According to the survey, volatility and the threat of a recession are seen as the main risks to portfolio performance and the market’s outlook as 65% of US respondents cite volatility as a top concern, while 64% say they are most worried about a recession. Some 43% say uncertainty surrounding geopolitical events poses a risk to their portfolios, while 25% expect the US presidential election to be a factor. And in a major shift away from the risk concerns cited in previous years’ surveys, only 22% said they were concerned about low yields.

The responses to the survey seem particularly optimistic considering that 46% of respondents said they felt that markets were already overvalued at the time, while 92% said they believe the prolonged bull market had made investors generally complacent about risk. And as long as the markets are rising, 48% of respondents say their clients resist portfolio rebalancing.

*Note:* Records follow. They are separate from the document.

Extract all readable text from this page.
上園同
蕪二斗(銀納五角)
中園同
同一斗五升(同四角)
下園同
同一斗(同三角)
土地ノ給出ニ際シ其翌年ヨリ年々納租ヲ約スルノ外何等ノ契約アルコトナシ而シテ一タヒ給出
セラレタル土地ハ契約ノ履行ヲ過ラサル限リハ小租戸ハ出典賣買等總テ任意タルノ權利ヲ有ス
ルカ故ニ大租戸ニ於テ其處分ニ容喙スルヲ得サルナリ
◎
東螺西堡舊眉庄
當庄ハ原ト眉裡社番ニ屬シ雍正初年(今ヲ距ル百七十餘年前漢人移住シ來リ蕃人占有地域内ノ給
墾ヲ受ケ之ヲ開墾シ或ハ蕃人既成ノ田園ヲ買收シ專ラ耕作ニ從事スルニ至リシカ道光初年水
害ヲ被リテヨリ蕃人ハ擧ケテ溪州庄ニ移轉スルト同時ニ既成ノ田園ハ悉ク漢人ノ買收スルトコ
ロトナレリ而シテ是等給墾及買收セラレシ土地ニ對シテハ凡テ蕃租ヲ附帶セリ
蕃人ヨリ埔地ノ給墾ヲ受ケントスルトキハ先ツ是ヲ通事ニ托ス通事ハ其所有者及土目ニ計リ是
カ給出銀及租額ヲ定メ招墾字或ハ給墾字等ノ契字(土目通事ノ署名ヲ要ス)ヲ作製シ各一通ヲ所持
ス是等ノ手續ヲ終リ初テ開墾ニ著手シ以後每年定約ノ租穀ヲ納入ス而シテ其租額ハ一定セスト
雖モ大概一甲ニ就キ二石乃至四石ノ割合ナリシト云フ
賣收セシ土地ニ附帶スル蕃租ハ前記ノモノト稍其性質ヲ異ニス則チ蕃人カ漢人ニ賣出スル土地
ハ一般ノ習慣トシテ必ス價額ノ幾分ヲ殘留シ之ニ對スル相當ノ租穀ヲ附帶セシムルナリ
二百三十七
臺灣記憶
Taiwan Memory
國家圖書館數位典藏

“The market downturn—and expected recovery—serves as a lesson in behavioral finance, even if learned the hard way through real losses and missed goals,” said Dave Goodsell, executive director of Natixis’ Center for Investor Insight. “Financial professionals can show their value by talking with clients in real terms about risk and return expectations, helping them build resilient portfolios, and showing them how to keep emotions in check during market swings.”